John Mayer and Jessica Simpson spent their New Year's eve making out in front of everyone at the Hudson Hotel in NYC for Christina Aguilera's party. They apparently spent the entire weekend together in NYC are both are happy that the media hasn't really caught wind of them. Um...probably because they don't care?
A source said, "John has been thrilled that they have been tricking the media, but she doesn't really care. His Christmas present to her was a framed copy of the Us Weekly cover that says 'Dumped: John ditches Jessica.'"
The couple are still in NYC at some hotel in SoHo. They probably aren't trying to hide it from the media, they are trying to hide it from Papa Joe! He doesn't want his main piece cheating on him.
Oprah Winfrey celebrated her New Year in South Africa by opening up the $40 million girls school she paid for. Oprah made a promise to Nelson Mandela six years ago that she would come to South Africa and help the children. The new school will give an education to 150 girls. The school located in Henley-on-Klip is called Oprah Winfrey Leadership Academy. How fitting. Tina Turner, Mariah Carey, Mary J. Blige and Spike Lee were all in attendance. They each brought a personally inscribed book for the school. Mariah can't read! They asked her to bring a book and she probably brought her own Tour book with dazzling pictures of her.

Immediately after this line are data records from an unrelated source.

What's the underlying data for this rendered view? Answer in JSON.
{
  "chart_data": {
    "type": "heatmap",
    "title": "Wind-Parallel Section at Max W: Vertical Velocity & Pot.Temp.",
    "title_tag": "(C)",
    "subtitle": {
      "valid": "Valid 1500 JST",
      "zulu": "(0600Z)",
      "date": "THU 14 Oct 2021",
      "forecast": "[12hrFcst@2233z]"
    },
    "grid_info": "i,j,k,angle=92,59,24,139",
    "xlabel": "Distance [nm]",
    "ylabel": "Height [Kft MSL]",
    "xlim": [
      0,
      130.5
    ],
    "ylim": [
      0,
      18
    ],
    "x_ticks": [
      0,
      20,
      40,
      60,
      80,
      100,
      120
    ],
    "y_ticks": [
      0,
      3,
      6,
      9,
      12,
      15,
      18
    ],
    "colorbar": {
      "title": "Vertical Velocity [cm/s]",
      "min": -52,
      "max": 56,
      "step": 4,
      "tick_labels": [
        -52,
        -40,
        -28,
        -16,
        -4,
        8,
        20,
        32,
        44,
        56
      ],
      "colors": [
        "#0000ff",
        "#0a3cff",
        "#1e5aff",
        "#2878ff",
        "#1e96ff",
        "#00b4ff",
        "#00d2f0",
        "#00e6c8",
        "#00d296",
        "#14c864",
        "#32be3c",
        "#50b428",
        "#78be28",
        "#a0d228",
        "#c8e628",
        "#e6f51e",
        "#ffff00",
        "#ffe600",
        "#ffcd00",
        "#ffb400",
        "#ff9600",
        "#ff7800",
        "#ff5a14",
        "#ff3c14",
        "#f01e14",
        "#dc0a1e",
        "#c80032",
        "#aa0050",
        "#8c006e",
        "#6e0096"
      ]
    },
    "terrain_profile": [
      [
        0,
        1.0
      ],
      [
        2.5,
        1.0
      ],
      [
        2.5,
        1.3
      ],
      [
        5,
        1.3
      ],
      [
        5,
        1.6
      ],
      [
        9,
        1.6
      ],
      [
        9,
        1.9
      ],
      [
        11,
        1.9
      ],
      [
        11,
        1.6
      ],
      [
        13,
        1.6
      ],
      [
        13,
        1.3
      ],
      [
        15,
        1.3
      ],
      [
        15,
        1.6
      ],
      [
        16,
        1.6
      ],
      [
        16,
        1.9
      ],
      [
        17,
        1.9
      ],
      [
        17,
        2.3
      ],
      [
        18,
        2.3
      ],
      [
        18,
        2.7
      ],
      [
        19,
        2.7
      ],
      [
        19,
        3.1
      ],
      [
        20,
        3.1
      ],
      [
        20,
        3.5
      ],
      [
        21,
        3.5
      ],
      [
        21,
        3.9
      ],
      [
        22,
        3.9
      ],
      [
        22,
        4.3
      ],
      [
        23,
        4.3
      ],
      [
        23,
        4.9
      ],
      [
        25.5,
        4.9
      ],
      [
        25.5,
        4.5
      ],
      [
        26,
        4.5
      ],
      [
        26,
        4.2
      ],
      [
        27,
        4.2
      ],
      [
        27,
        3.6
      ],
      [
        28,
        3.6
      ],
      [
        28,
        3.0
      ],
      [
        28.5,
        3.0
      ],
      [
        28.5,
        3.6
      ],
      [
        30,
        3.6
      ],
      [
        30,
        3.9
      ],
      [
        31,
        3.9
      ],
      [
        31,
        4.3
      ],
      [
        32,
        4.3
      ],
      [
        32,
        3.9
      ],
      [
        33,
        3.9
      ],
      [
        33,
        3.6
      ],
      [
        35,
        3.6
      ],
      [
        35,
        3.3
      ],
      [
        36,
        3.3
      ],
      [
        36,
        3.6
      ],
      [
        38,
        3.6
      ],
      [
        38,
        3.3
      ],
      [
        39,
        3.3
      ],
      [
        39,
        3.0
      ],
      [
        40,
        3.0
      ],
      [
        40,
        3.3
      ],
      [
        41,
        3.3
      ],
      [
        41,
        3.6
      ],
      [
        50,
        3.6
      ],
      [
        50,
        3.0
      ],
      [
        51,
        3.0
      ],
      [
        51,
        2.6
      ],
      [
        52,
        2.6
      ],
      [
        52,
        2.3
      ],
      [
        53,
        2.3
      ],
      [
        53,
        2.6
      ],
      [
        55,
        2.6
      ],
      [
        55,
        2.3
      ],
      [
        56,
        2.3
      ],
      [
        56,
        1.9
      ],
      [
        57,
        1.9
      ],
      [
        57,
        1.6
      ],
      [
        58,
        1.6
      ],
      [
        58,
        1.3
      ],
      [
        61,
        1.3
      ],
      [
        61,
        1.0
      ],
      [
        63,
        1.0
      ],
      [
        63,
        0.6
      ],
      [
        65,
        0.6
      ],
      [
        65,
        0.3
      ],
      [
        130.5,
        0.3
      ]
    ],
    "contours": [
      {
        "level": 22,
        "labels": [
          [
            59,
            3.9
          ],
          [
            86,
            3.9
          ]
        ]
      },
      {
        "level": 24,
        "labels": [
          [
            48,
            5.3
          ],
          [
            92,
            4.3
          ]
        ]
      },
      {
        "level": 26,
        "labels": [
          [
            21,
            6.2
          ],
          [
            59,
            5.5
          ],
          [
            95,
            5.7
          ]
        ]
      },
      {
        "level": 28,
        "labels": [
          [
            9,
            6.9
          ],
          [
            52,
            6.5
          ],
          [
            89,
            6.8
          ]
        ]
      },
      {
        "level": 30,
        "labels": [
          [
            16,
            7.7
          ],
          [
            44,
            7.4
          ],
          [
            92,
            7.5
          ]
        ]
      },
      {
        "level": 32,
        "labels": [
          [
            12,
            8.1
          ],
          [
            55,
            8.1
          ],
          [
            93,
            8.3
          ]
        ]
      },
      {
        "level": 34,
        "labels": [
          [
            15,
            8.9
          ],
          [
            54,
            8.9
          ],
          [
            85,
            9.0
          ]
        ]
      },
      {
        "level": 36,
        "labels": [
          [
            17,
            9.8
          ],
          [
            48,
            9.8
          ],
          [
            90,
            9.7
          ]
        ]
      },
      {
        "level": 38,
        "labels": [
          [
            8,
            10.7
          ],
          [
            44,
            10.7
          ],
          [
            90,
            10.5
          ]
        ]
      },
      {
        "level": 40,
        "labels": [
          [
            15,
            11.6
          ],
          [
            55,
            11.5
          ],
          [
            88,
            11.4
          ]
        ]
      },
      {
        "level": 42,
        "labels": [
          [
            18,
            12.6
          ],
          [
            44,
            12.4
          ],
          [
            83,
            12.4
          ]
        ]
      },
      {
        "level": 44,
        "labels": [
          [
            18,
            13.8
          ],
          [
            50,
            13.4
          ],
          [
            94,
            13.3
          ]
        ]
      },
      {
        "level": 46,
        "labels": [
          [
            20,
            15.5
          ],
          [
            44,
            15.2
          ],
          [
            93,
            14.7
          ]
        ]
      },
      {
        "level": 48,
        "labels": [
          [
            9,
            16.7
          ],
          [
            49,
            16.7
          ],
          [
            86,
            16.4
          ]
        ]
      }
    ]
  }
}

Oprah also ruffled a few feathers when she said that she chose to do this in Africa and not the US, because children here don't give a damn. She said, "I became so frustrated with visiting inner-city schools [in the U.S.]. If you ask the kids what they want or need, they will say an iPod or some sneakers. In South Africa, they don't ask for money or toys. They ask for uniforms so they can go to school."
Um...do those girls really need a nail salon and a yoga studio? Because Oprah made sure to include one when she opened the school.
ABC has greenlit production for a TV version of the film Mr. & Mrs. Smith which starred Brad Pitt and Angelina Jolie. The movie followed two married assassins hired to kill each other. Doug Liman directed the feature film and will also direct the TV show which is looking to debut in the Fall of this year.
Writer Simon Kinsberg said, "It's essentially 'Married ... With Children' with guns. The show takes all the marital issues a couple has and blows them up to action-genre size."
The show will take place six months after the movie. They are looking to begin shooting in March. Angelina Jolie and Brad Pitt are most likely NOT reprising their roles.
Why does Hollywood do this? Can't they come up with any original ideas. I'm thinking two major D-listers for the leads. Let's see we can have Andrew Shue, Dean Cain, Richard Dean Anderson or David Charvet for the Brad Pitt role. We can have Tiffani Thiessen, Shannen Doherty, Lisa Rinna or Mel Harris for the Angelina Jolie role. Brilliant.
*Images Remove by Request*
Pictures of Kimbo Stewart's sexy ass is just the way to start your day! Kim had no business showing this part of her body on the beach in Miami on Sunday. I mean...she needs to cover her ass up and go get those titties fixed! I mean one is like melting into her body. That being said, I'd hit it from behind only.